O que faz um homem já beirando os cinquenta
anos voltar à escola para terminar o ensino fundamental? O que faz uma mulher
lavar roupas para fora para alimentar seus filhos? O que faz um professor
dedicar horas de seu tempo a ensinar valores? O que faz uma mulher perseguir um
sonho mesmo que tudo pareça contra ela? O que faz um Policial se entregar à
morte protegendo um ideal? O que faz um cristão não se render às armadilhas da
estrada? O que faz uma mulher ser fiel a um homem e à sua memória, quando
ausente dela? O que faz uma mãe arrumar a cama do filho que não voltará? O que faz uma viúva prosseguir e sorrir mesmo com a dor paralisante de sua alma? O que faz um homem trabalhar honestamente mesmo com
todos os exemplos de vitória barata? O que faz um trabalhador ser esmagado por impostos e não renunciar à dignidade do trabalho? O que faz um homem escolher uma só mulher
para amar e a ela se entregar sem reservas e sem receios? O que faz uma esposa
deixar seu lar para limpar e cuidar do lar de outrem? O que faz um homem ser um
homem?
O que faz essas coisas maravilhosas
acontecerem é o milagre da graça; a esperança da glória; a poetização do divino
em nós; a celebração que faz de nós celebridades anônimas.

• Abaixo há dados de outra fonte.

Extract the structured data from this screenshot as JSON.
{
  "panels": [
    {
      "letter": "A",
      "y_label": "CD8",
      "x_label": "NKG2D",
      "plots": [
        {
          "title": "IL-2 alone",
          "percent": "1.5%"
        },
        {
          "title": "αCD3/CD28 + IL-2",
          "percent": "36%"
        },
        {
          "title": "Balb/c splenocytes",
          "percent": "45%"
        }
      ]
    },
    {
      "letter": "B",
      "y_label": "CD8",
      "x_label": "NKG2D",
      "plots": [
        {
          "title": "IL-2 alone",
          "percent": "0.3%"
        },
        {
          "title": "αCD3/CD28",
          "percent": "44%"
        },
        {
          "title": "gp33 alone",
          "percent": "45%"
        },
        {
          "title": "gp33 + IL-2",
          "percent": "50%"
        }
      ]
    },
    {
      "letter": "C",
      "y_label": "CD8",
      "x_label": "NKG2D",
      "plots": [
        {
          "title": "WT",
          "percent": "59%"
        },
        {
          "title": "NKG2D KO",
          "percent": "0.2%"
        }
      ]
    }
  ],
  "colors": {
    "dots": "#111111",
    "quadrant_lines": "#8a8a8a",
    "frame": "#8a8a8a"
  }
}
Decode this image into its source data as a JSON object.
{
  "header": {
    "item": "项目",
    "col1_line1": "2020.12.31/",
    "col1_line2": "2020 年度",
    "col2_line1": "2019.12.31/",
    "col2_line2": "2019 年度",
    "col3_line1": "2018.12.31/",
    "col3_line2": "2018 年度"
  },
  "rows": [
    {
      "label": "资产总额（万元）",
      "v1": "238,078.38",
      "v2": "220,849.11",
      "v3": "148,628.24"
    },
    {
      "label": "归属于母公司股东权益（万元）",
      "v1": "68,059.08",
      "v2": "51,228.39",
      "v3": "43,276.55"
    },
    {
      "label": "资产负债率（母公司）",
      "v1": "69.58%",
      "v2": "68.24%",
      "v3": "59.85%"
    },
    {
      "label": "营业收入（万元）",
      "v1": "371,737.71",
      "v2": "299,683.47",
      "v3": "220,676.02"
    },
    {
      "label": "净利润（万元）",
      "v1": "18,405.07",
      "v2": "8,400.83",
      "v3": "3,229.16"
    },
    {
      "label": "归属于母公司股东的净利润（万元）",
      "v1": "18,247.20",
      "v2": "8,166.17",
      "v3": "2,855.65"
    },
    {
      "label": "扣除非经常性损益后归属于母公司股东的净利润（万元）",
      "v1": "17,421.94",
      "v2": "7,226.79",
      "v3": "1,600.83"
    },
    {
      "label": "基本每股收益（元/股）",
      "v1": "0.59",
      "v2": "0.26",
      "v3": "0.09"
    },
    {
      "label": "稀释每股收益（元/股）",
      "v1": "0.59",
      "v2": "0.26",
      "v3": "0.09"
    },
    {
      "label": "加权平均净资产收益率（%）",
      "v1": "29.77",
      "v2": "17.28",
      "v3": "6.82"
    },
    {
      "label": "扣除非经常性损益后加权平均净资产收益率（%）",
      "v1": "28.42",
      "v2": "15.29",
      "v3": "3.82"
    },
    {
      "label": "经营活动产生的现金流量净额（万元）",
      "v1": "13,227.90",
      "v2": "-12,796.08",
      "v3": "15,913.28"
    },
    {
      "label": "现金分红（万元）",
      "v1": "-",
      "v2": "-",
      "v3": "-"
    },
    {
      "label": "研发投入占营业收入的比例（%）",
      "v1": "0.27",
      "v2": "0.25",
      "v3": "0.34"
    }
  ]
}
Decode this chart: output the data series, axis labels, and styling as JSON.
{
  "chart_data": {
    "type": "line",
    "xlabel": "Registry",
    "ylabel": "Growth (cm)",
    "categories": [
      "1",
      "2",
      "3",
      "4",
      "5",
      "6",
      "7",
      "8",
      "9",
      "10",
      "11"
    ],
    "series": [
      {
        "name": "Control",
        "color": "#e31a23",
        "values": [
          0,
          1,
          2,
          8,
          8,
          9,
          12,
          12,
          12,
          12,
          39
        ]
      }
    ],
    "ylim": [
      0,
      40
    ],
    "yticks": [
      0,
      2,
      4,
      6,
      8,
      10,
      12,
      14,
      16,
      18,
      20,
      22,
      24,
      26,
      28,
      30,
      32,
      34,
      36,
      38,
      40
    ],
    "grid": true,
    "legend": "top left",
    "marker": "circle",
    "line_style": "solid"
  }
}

Ainda assim, mesmo com tantos
exemplos de maravilhosa graça se derramando no homem, esse prefere se admirar
do pouco, do pequeno, do medíocre, banalizando a excepcionalidade do que é
comum, do que é familiar, de seres imperfeitos que tentam alcançar a perfeição
com gestos simples e tantas vezes não notados e mal interpretados. A
familiaridade retira de nós a amplitude da maravilha: "Não é este o
carpinteiro, filho de Maria, e irmão de Tiago, e de José, e de Judas e de
Simão? E não estão aqui conosco suas irmãs? E escandalizavam-se nele. E Jesus
lhes dizia: Não há profeta sem honra senão na sua pátria, entre os seus
parentes, e na sua casa" (Marcos 6.2-4).
Isso é a banalização da maravilha. O
homem se negando a admirar o que lhe é familiar. Era inequívoca a maravilha que
se projetava à frente daquelas pessoas, na figura de Jesus, mas Ele era "apenas" o carpinteiro, o vizinho, o familiar e o comum. A familiaridade que destrói e
corrompe. A familiaridade que evita a graça que transborda do comum, do irmão,
do vizinho, do amigo, do cônjuge.
Os olhos se perdem nos talentos
imaginados no outro desconhecido. Assim, admira-se a devoção do marido da
outra, a beleza da mulher do outro, a inteligência do irmão do amigo, a
sabedoria do pregador que nem sabemos pronunciar o nome. Para nós, o milagre
não pode nascer ao nosso lado, a graça não pode ser derramada sobre alguém que
conhecemos e sabemos onde vive. Para nós, a sabedoria que vem do alto não paira
naquele que convive conosco.
Bem-aventurados os que se maravilham
do comum; que aprendem a admirar a santidade de seu irmão, a fidelidade de seu
cônjuge, a beleza de seus filhos, a inteligência de seu amigo, a sabedoria de
seus pais, a honestidade de seu igual.
Bem-aventurados os que sabem que
negar a maravilha que há no nosso igual é negar a graça.
Bem-aventurados os que
não resmungam que "santo de casa não faz milagre".